After reading Lili Anolik’s piece and marinating on it for a day, I’ve been thinking about the epic profile by Gay Talese from 1966 called “Frank Sinatra has a Cold”. It is unfair to compare any celebrity profile to Talese’s masterpiece, but to compare and contrast them is still illustrative. Anolik’s piece, “Caroline Calloway Survived Cancellation. Now She’s Doubling Down” has no distance or boundary from its subject. In some metaphorical sense, Anolik was consumed by Calloway. “Frank Sinatra has a Cold” is written from a remove, with no access. Talese found a way to draw Sinatra without his subject sitting for him.
Both Talese and Anolik followed their subjects for months. The reactions of the celebrity subjects to the profile writers demonstrates a sharp contrast. Calloway love bombed Lili Anolik, sending her care packages and corresponding with Anolik since at least September 2022. Frank Sinatra, prickly and press averse, famously would not meet with Gay Talese so Talese spent three months interviewing hangers on and people in the orbit of Sinatra to conjure up a portrait. That Anolik spent three times as long to write her gushing profile feels like an artifact of this distracted age. Anolik may have spent much longer as she mentions contacts with Calloway going back to March of 2022. I cannot imagine being trapped in the Caroline Calloway edition of Groundhog Day for that long.
The Anolik piece also made me feel gross in that there was often too much information and no boundaries that would not be broken to gin up a buzzy detail. It felt calculated to outrage the Caroline Calloway detractors. In that, it was successful to some degree, but this spin cycle has played out many times before and the print has completely fallen off of the t-shirts at this point. Anolik acknowledges at one point that Caroline has no boundaries. In the same breath, as if completely oblivious to her own involvement and hypocrisy, Anolik shows her own lack of boundaries.
She can be sweet and funny and charming, yet she has no respect for boundaries, personal or professional. In the middle of a conversation, she’ll fasten her eyes on mine, say breathily, “I’ve always thought I’d meet a journalist that I’d be friends with. I really hope it’s you.” Last March, she randomly sent me a video of herself getting ready to go out for the night. She was wearing a minidress and kept flipping it up, flashing her Red Scare thong, and doing this obscene darting thing with her tongue. My sons, then nine and seven, were constantly stealing my phone to watch.
The part about Lili Anolik’s son’s “stealing [her] phone” to watch Caroline perform lewd acts is really gross and concerning. Anolik positions herself as if she has no free will and her sons have the responsibility in this situation, despite them both being pre-teens. Caroline, in her care package full of hairballs and the detritus of her Grey Gardens-esque condo, had sent Anolik a handwritten doodle that included the text “I’m sorry your children are boys!!!!”
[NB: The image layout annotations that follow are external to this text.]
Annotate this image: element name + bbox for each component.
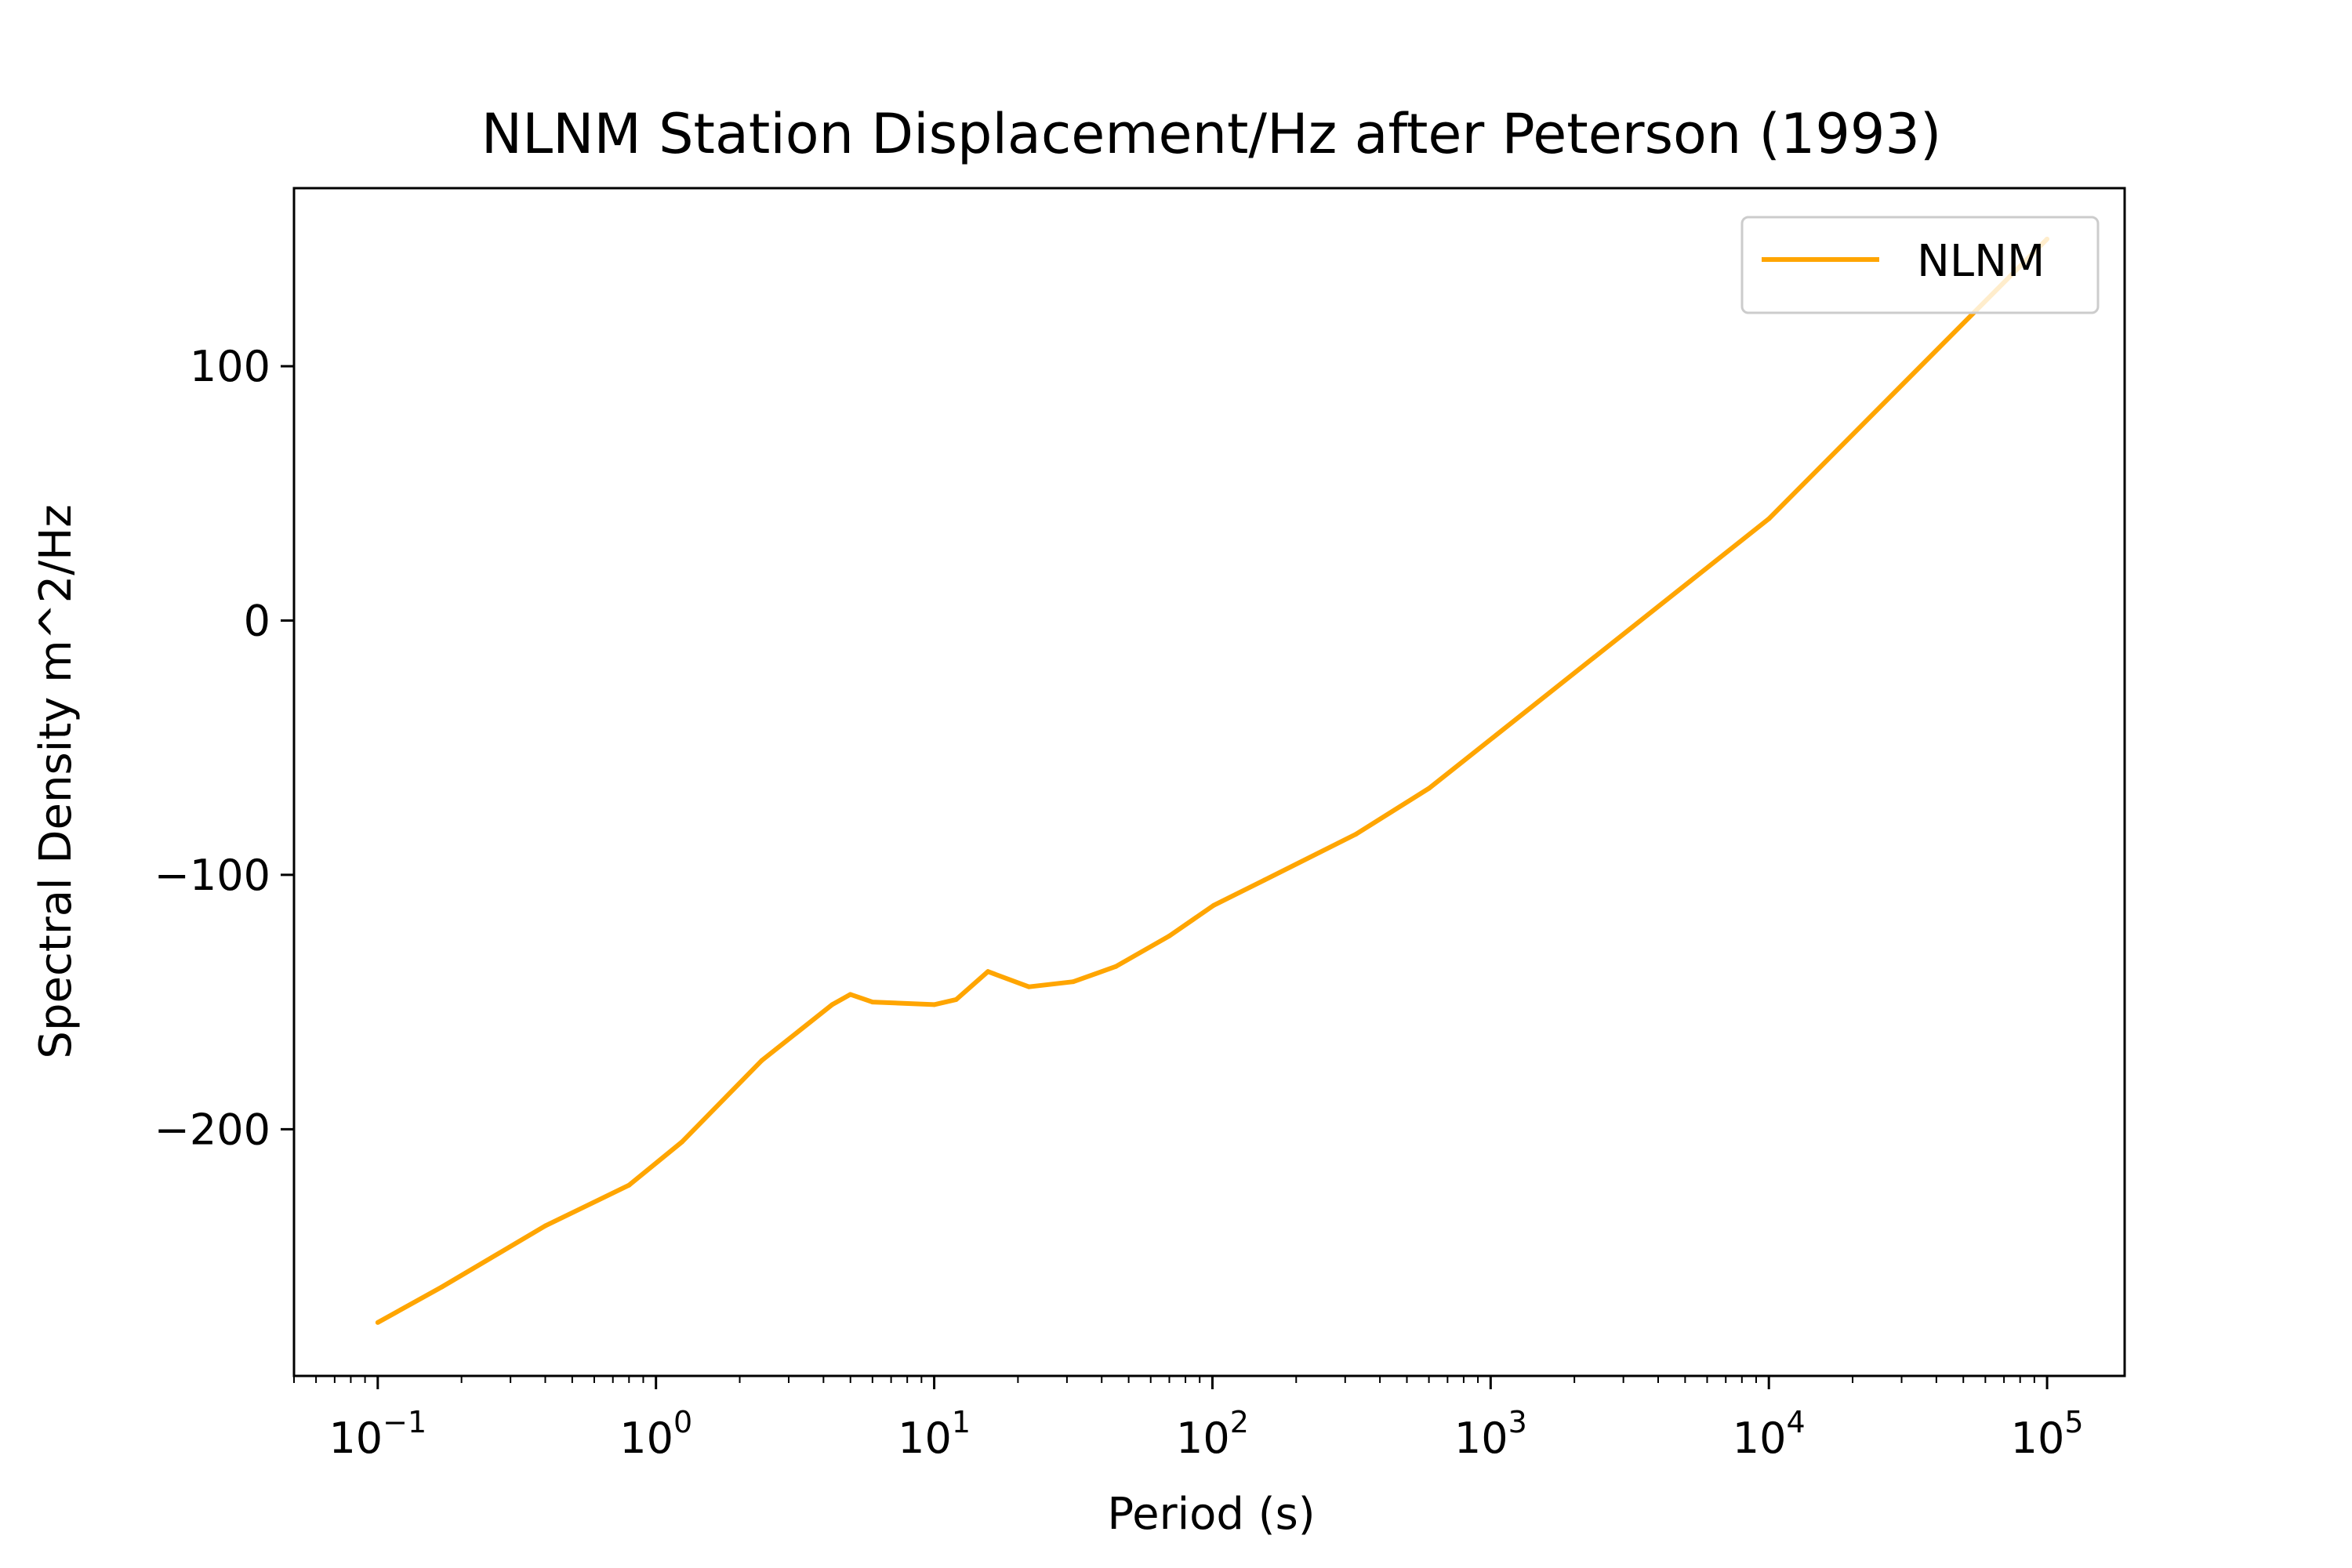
x-tick-label: 101 [898, 1405, 971, 1463]
plot-background [294, 188, 2125, 1376]
data-point [1766, 516, 1772, 521]
data-point [1070, 979, 1076, 985]
data-point [679, 1139, 684, 1145]
data-point [759, 1058, 764, 1063]
y-tick-label: 100 [190, 342, 270, 391]
data-point [931, 1002, 937, 1007]
data-point [829, 1002, 835, 1007]
data-point [1026, 984, 1032, 989]
x-axis-label: Period (s) [1107, 1489, 1315, 1540]
legend-box [1740, 216, 2100, 314]
x-tick-label: 100 [619, 1405, 692, 1463]
y-tick-label: −200 [154, 1105, 270, 1154]
y-axis: 100 0 −100 −200 [154, 342, 294, 1154]
y-tick-label: −100 [154, 851, 270, 900]
data-point [1113, 964, 1119, 969]
data-point [848, 992, 853, 997]
plot-area [294, 188, 2125, 1376]
data-point [1261, 877, 1267, 883]
data-point [543, 1223, 548, 1229]
series-layer [375, 236, 2050, 1325]
x-tick-label: 105 [2011, 1405, 2084, 1463]
data-point [1167, 933, 1172, 938]
chart-title: NLNM Station Displacement/Hz after Peter… [481, 102, 1942, 166]
data-point [985, 969, 991, 975]
data-point [439, 1284, 445, 1290]
data-point [626, 1182, 632, 1188]
data-point [1426, 786, 1432, 791]
data-point [1353, 832, 1359, 837]
y-axis-label: Spectral Density m^2/Hz [31, 504, 82, 1058]
x-tick-label: 10−1 [328, 1405, 426, 1463]
x-axis: 10−1 100 101 102 103 104 105 [293, 1376, 2084, 1463]
plot-frame [292, 187, 2126, 1377]
legend: NLNM [1740, 216, 2100, 314]
data-point [1210, 902, 1216, 908]
legend-label-nlnm: NLNM [1917, 236, 2045, 287]
data-point [869, 1000, 875, 1005]
data-point [953, 996, 959, 1002]
data-point [375, 1319, 380, 1325]
x-tick-label: 102 [1176, 1405, 1249, 1463]
y-tick-label: 0 [244, 596, 270, 645]
series-line-nlnm [376, 237, 2049, 1325]
x-tick-label: 103 [1454, 1405, 1527, 1463]
x-tick-label: 104 [1733, 1405, 1806, 1463]
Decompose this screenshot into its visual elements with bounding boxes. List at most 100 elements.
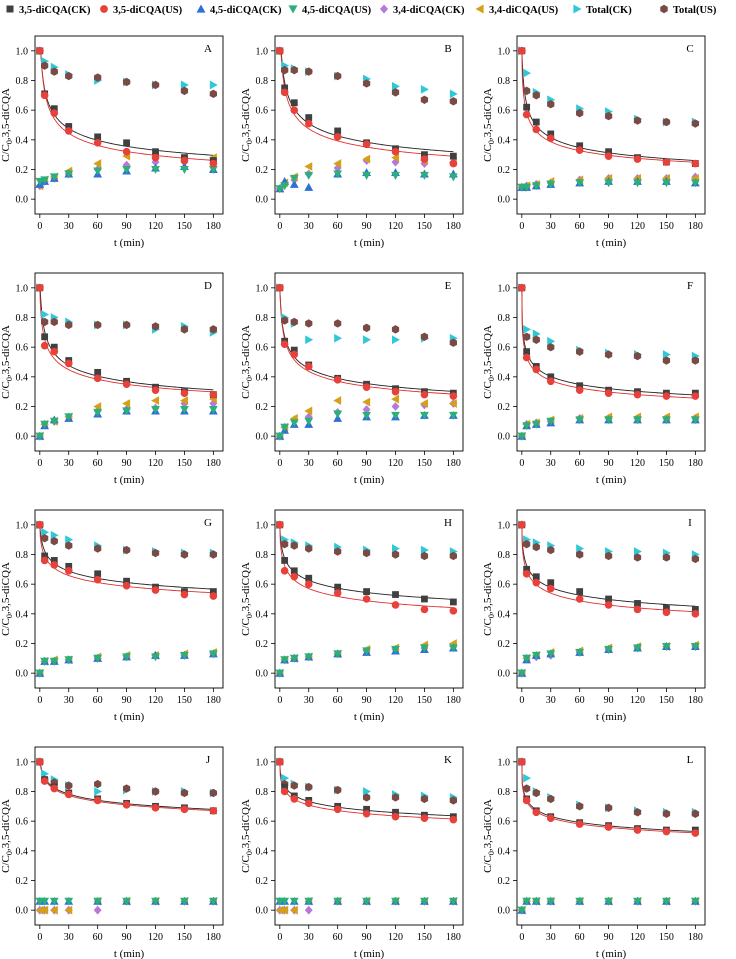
- data-point: [391, 171, 400, 180]
- x-tick-label: 120: [388, 458, 403, 469]
- data-point: [289, 654, 299, 663]
- data-point: [64, 359, 73, 368]
- panel-h: 0 30 60 90 120 150 180 0.0 0.2 0.4 0.6 0.8 1.0 t (min…: [240, 509, 464, 723]
- data-point: [64, 127, 73, 135]
- y-label-main: C/C: [482, 618, 494, 636]
- x-tick-label: 90: [122, 932, 132, 943]
- series-3-5-dicqa-us-: [518, 758, 700, 837]
- y-tick-label: 0.6: [498, 580, 511, 591]
- data-point: [35, 905, 44, 915]
- y-tick-label: 0.6: [256, 343, 269, 354]
- data-point: [334, 785, 342, 795]
- data-point: [391, 325, 400, 334]
- data-point: [122, 320, 131, 330]
- data-point: [575, 386, 584, 394]
- x-tick-label: 60: [333, 932, 343, 943]
- data-point: [50, 561, 59, 569]
- data-point: [547, 100, 555, 109]
- x-axis-label: t (min): [114, 237, 145, 249]
- data-point: [304, 171, 314, 180]
- data-point: [36, 521, 44, 529]
- data-point: [65, 320, 73, 330]
- data-point: [604, 823, 613, 831]
- data-point: [275, 185, 285, 194]
- fit-curve-us: [521, 524, 696, 613]
- y-tick-label: 0.8: [256, 787, 269, 798]
- data-point: [546, 417, 556, 426]
- data-point: [208, 165, 218, 174]
- data-point: [391, 82, 400, 91]
- data-point: [363, 805, 370, 813]
- data-point: [522, 654, 532, 663]
- legend-marker-circle: [100, 5, 108, 13]
- data-point: [576, 544, 585, 553]
- data-point: [576, 588, 584, 595]
- data-point: [420, 411, 429, 420]
- data-point: [690, 416, 700, 425]
- data-point: [663, 604, 670, 612]
- data-point: [50, 317, 58, 327]
- data-point: [123, 139, 130, 147]
- legend-marker-triangle-left: [475, 4, 484, 14]
- y-tick-label: 0.4: [498, 846, 511, 857]
- data-point: [633, 351, 642, 361]
- data-point: [420, 814, 429, 822]
- data-point: [633, 644, 642, 653]
- series-3-5-dicqa-us-: [518, 284, 700, 400]
- y-tick-label: 1.0: [498, 520, 511, 531]
- data-point: [576, 142, 584, 150]
- data-point: [50, 530, 59, 540]
- data-point: [420, 390, 429, 399]
- series-3-5-dicqa-ck-: [518, 284, 699, 397]
- data-point: [690, 642, 700, 651]
- data-point: [94, 320, 102, 330]
- data-point: [49, 905, 58, 915]
- data-point: [547, 794, 555, 804]
- data-point: [531, 897, 541, 906]
- series-total-us-: [518, 46, 699, 128]
- data-point: [517, 432, 527, 441]
- data-point: [575, 146, 584, 155]
- series-3-5-dicqa-us-: [36, 758, 218, 815]
- y-tick-label: 0.0: [256, 906, 269, 917]
- data-point: [93, 139, 102, 147]
- fit-curve-us: [279, 50, 454, 157]
- data-point: [532, 808, 541, 817]
- x-tick-label: 90: [604, 221, 614, 232]
- data-point: [180, 550, 189, 559]
- data-point: [334, 127, 342, 135]
- data-point: [362, 809, 371, 818]
- y-label-tail: ,3,5-diCQA: [482, 562, 494, 614]
- x-axis-label: t (min): [114, 711, 145, 723]
- y-tick-label: 0.6: [16, 106, 29, 117]
- data-point: [691, 119, 699, 128]
- y-tick-label: 0.8: [16, 313, 29, 324]
- x-tick-label: 120: [148, 695, 163, 706]
- data-point: [604, 803, 613, 813]
- data-point: [40, 657, 50, 666]
- data-point: [449, 89, 458, 99]
- panel-d: 0 30 60 90 120 150 180 0.0 0.2 0.4 0.6 0.8 1.0 t (min…: [0, 272, 224, 486]
- y-tick-label: 0.6: [256, 817, 269, 828]
- data-point: [304, 362, 313, 371]
- fit-curve-us: [39, 524, 214, 594]
- data-point: [290, 99, 298, 107]
- legend-entry-3-4-dicqa-us-: 3,4-diCQA(US): [475, 4, 559, 16]
- y-label-main: C/C: [482, 144, 494, 162]
- x-axis-label: t (min): [354, 237, 385, 249]
- data-point: [151, 804, 160, 812]
- y-axis-label-text: C/C0,3,5-diCQA: [0, 799, 14, 873]
- data-point: [290, 541, 298, 550]
- y-axis-label-text: C/C0,3,5-diCQA: [240, 799, 254, 873]
- series-total-us-: [518, 757, 699, 818]
- data-point: [691, 392, 700, 400]
- y-axis-label: C/C0,3,5-diCQA: [0, 799, 14, 873]
- data-point: [304, 182, 314, 191]
- x-axis-label: t (min): [114, 948, 145, 959]
- x-tick-label: 0: [277, 695, 282, 706]
- data-point: [40, 91, 49, 100]
- data-point: [662, 642, 671, 651]
- data-point: [334, 333, 343, 343]
- y-tick-label: 0.8: [16, 787, 29, 798]
- data-point: [391, 645, 400, 654]
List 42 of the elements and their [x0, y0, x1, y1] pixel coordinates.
There is no professional distance in this profile of Pretty Caroline Calloway. No cool and impassive observation. Anolik fell victim to Calloway, like a hunk of raw meat into the maw of an insatiable narcissist. I see some of the dynamics of a domestic violence relationship or a high control group. Calloway, if she was a little less lazy, could easily be a cult leader. Caroline Calloway is some kind of awful admixture of Pretty Nancy Reagan and Keith Raniere, the now-imprisoned guru of the sex and multi-level marketing scheme NXIVM. I think we all know how this story will end.
Your insight and observations regarding Calloway, the VF article and its author are brilliant. I wish this piece had been the one that had been used or, better still, that it was published . Well done! Thank you .
Didion's story was not a short story but an essay.